Lp(a) and Genetically Linked Coronary Artery Disease
Lp(a) is a nasty form of LDL that does plenty of damage in the body. Many people with a family history of heart attacks can point to this lipid. Read more to learn about it, get tested for it, and lower your risk.
Let’s use this analogy to describe Lp(a). LDL is like a baseball. Apo B-100 is the stitching of the baseball. Pretty normal so far. Apo (a) is similiar to little spikes on the stitches. Doesn’t sound so fun to play anymore. Again, this is a dangerous LDL particle.
Apo B-100 is a protein on the surface of all VLDL and LDL particles. It plays a major role in docking of the LDL to cells around the body.
Lp(a) plasma concentrations are controlled by the apo(a) gene. This may be a major source of genetically linked coronary artery disease.
Lp(a) looks like plasminogen, a protein involved in clot prevention. This similarity likely leads to the inability of the body to dissolve clots and increased heart attack risk. Lp(a) also recruits inflammatory cells to the blood vessel wall, leading to plaque formation and rupture. The Lp(a) is easily oxidized leading to intracellular cholesterol accumulation. Lp(a) appears to interfere with blood vessel dilation.
The oxidized Lp(a) and the glycated Lp(a) have a much more potent effect than native Lp(a) in promoting the development of atherosclerotic disease. Oxidation happens to lipids from poor nutrition and chemicals. Glycation is a change to lipids from elevated blood sugar.

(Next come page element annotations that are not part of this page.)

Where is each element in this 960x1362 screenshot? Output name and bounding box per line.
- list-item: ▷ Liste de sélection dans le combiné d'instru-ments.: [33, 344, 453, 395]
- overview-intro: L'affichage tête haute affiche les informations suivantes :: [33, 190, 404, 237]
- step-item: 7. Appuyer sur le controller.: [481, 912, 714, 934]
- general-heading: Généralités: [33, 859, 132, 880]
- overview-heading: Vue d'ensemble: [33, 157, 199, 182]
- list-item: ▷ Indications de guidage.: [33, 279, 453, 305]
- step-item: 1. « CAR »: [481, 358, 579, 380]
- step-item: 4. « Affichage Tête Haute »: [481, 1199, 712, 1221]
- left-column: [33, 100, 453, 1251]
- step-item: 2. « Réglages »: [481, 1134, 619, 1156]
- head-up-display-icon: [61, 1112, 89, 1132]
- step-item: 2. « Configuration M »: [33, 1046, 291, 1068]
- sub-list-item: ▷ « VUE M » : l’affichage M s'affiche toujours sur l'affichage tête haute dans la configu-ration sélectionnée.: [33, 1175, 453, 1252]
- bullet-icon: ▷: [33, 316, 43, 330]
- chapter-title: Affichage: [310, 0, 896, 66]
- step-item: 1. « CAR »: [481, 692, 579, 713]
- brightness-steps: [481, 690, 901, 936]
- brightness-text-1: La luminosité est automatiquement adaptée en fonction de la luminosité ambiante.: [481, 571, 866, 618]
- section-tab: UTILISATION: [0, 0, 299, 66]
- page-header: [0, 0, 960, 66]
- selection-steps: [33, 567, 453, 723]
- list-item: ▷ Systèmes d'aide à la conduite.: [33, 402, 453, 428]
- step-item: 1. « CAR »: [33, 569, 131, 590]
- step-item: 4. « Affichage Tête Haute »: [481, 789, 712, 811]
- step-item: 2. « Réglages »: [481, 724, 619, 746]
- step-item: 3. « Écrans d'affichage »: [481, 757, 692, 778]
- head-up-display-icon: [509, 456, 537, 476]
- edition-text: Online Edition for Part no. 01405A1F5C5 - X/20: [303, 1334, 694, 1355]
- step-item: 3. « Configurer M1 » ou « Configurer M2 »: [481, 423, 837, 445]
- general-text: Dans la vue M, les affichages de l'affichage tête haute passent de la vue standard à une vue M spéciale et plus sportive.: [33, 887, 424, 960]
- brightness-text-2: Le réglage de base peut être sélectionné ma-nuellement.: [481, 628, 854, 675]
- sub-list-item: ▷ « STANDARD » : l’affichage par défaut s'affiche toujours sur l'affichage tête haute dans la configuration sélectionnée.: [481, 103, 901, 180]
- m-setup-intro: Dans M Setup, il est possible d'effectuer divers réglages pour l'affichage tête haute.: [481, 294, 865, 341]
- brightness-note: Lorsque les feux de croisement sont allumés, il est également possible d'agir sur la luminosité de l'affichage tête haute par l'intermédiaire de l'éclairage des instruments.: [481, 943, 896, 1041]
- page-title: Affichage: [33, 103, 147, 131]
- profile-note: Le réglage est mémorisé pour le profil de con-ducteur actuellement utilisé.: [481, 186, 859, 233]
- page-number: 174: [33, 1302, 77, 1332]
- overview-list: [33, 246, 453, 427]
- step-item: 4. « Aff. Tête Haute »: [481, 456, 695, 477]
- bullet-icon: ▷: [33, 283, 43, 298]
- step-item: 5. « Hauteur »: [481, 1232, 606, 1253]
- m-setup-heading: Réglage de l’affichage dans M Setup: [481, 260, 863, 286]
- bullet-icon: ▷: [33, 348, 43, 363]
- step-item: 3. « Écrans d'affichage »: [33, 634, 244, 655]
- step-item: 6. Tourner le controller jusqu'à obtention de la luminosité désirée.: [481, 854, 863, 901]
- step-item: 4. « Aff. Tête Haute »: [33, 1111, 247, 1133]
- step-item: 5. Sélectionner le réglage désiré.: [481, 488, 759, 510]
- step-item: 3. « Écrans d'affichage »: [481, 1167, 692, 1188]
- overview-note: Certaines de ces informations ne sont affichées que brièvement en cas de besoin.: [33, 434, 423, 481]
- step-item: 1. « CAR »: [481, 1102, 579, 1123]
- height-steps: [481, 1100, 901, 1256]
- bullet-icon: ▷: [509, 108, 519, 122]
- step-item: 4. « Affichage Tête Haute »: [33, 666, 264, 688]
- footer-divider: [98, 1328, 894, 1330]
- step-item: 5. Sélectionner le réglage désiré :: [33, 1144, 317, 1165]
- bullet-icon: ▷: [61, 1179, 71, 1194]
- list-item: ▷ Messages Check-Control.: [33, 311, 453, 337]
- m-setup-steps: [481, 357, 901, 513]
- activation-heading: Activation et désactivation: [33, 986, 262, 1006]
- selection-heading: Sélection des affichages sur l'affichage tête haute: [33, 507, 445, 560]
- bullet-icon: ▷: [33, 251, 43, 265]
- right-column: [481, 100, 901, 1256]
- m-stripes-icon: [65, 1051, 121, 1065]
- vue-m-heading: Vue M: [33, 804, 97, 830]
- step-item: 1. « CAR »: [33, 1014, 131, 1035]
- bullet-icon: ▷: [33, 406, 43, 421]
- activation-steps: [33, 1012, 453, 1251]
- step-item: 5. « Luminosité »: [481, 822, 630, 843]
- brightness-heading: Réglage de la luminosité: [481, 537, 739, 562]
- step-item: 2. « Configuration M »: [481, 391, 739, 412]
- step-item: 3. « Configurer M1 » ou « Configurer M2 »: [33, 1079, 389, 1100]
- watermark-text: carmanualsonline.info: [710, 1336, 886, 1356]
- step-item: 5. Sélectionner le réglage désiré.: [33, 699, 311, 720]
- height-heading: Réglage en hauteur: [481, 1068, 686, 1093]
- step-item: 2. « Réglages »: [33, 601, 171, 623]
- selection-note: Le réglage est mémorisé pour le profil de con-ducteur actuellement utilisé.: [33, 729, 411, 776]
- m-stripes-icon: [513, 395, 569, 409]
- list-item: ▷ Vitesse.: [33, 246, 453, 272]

Mechanisms of Lp(a) damage:
1) Avidly taken up by inflammatory cells in plaque
2) Leads to inflammatory cell recruitment to plaque
3) Interferes with plasminogen therefore clot breakdown
4) Impairs vasodilation
5) Promotes smooth muscle cell proliferation
6) Impairs barrier function of endothelial cells
Elevated serum Lp(a) is an independent predictor of coronary artery disease, myocardial infarction, and stroke. Lp(a) levels are a marker of restenosis after percutaneous transluminal coronary angioplasty, saphenous vein bypass graft atherosclerosis, and accelerated coronary atherosclerosis of cardiac transplantation. Serum Lp(a) levels ≥ 25mg/dL are noted in 67% of patients with rapid progression of coronary artery disease but in only 33% of patients without progression of coronary artery disease.
The Copenhagen City Heart Study found that extreme Lp(a) levels > 95th percentile predict a 3- to 4-fold increase in risk of myocardial infarction and absolute 10-year risks of 20% and 35% in high-risk women and men.
Lp(a) blood levels can be a difficult molecule to lower, but interestingly, saturated fat intake decreases levels by 10%. Trials using statin therapy have not shown any consistent benefit. Hormone replacement therapy in women has proven effective. Time-release niacin lowers levels by 20-30%. N-acetyl cysteine, vitamin C, and L-carnitine also have promising data. Because of the increased clotting risk associated with Lp(a), it is my personal recommendation to use nattokinase or lumbrokinase along with marine omega 3 oils, mixed tocopherol vitamin E, and garlic.